In modern world today, music is listened to more than 1.1 million people around the world. Each individual has their own type of music to get entertained. Music is not only recorded for no reason. Each song has their meaning behind the songs. Music keeps the mind busy and creates different emotional feeling depending of the song. Everyone has their type of music to listen.

But The songs which aren't heard very much is in Belize. What makes Belize popular is one group called "The Garifuna Collective's".  They travel around the world to keep Belize culture alive. With its high culture and music, Belize continues its tradition to  keep Belize well known. Kriol, Mestizo, Garifuna and Maya are a mix ethnic group and music of Belize. Since the 17th century British colonizers arrived in the area after decades of Maya's habitates.

Here's a brief history of Belize music today:

The Garifuna - Garifuna folk music and dance encompass many styles including: punta, hungu-hungu, combination, wanaragua, abaimahani, matamuerte, laremuna wadaguman, gunjai, charikanari, sambai, charikanari, eremuna egi, paranda, berusu, punta rock, teremuna ligilisi, arumahani, and Mali-amalihani. Punta and Punta rock are the most popular forms of dance music in Garifuna culture.

 Punta is performed around holidays and at parties, and other social events. Punta lyrics are usually composed by the women. Chumba and hunguhungu are circular dances in a three beat rhythm, which are often combined with punta. There are other songs typical to each gender, women having eremwu eu and abaimajani, rhythmic a cappella songs, and laremuna wadaguman, men's work songs. One great showcase of Garifuna songs is Andy Palacio.

Drums play an important role in Garifuna music. These drums are typically made of hollowed-out hardwood such as mahogany or mayflower, with the skins coming from the peccary (wild bush pig), deer, or sheep. Also used in combination with the drums are the sisera.

 Mestizo song- Mestizo culture in north and west Belize, and also Guatemala, is characterized by marimba, a xylophone-like instrument descended from an African instrument. Marimba bands use drum sets, double bass and sometimes other instruments.

Kriol song- Is known as Brukdown created by Kriol. Its evolution out of music and dance of loggers, which is form called Buru. Buru was often satirical in nature, and eventually grew more urban, accompanied by a donkey's jawbone, drums and a banjo. The word brukdown may come from broken down calypso, referring to the similarities between brukdown and Trinidadian calypso music; the presence of large numbers of Jamaicans in Belize also led to an influence from mento music.

 The "boom and chime groups" use bass guitar, electric guitar and congas, for example. Popular brukdown groups include The Tigers, The Mahogany Chips, Mimi Female Duet and Brad Pattico. Brukdown remains a rural, rarely recorded genre.

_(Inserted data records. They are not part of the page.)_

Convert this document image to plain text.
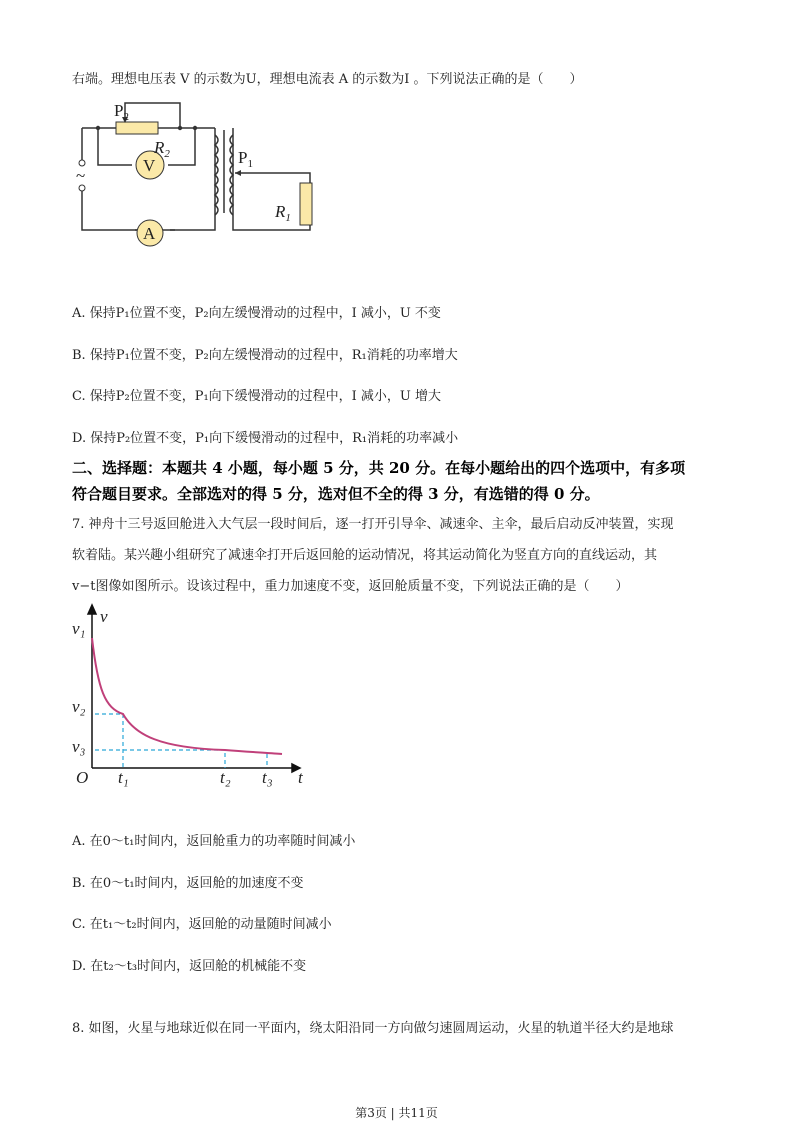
右端。理想电压表 V 的示数为U，理想电流表 A 的示数为I 。下列说法正确的是（　　）
$P_2$
$R_2$
V
A
$P_1$
$R_1$
~
A. 保持P₁位置不变，P₂向左缓慢滑动的过程中，I 减小，U 不变
B. 保持P₁位置不变，P₂向左缓慢滑动的过程中，R₁消耗的功率增大
C. 保持P₂位置不变，P₁向下缓慢滑动的过程中，I 减小，U 增大
D. 保持P₂位置不变，P₁向下缓慢滑动的过程中，R₁消耗的功率减小
二、选择题：本题共 4 小题，每小题 5 分，共 20 分。在每小题给出的四个选项中，有多项
符合题目要求。全部选对的得 5 分，选对但不全的得 3 分，有选错的得 0 分。
7. 神舟十三号返回舱进入大气层一段时间后，逐一打开引导伞、减速伞、主伞，最后启动反冲装置，实现
软着陆。某兴趣小组研究了减速伞打开后返回舱的运动情况，将其运动简化为竖直方向的直线运动，其
v−t图像如图所示。设该过程中，重力加速度不变，返回舱质量不变，下列说法正确的是（　　）
v
v₁
v₂
v₃
O t₁	t₂ t₃ t
A. 在0～t₁时间内，返回舱重力的功率随时间减小
B. 在0～t₁时间内，返回舱的加速度不变
C. 在t₁～t₂时间内，返回舱的动量随时间减小
D. 在t₂～t₃时间内，返回舱的机械能不变
8. 如图，火星与地球近似在同一平面内，绕太阳沿同一方向做匀速圆周运动，火星的轨道半径大约是地球
第3页 | 共11页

The Maya maintain a strong cultural from their past through rituals, folklore and family. Celebration in Maya culture are Fiestas, dancing and traditional music remain important. Throughout the year several festivals and celebrations occur. Masks, and elaboration costumes are worn by dances, singers, and musicians in special occasions.   All Saint's day occur on the 1st and 2nd of November. Huge feast are  prepared for their cultural ancients.  Meals are made for the late evening are set on the table with candles in the houses of those who have lost their loved ones. If food in the morning is gone the people believe their loved ones came to eat.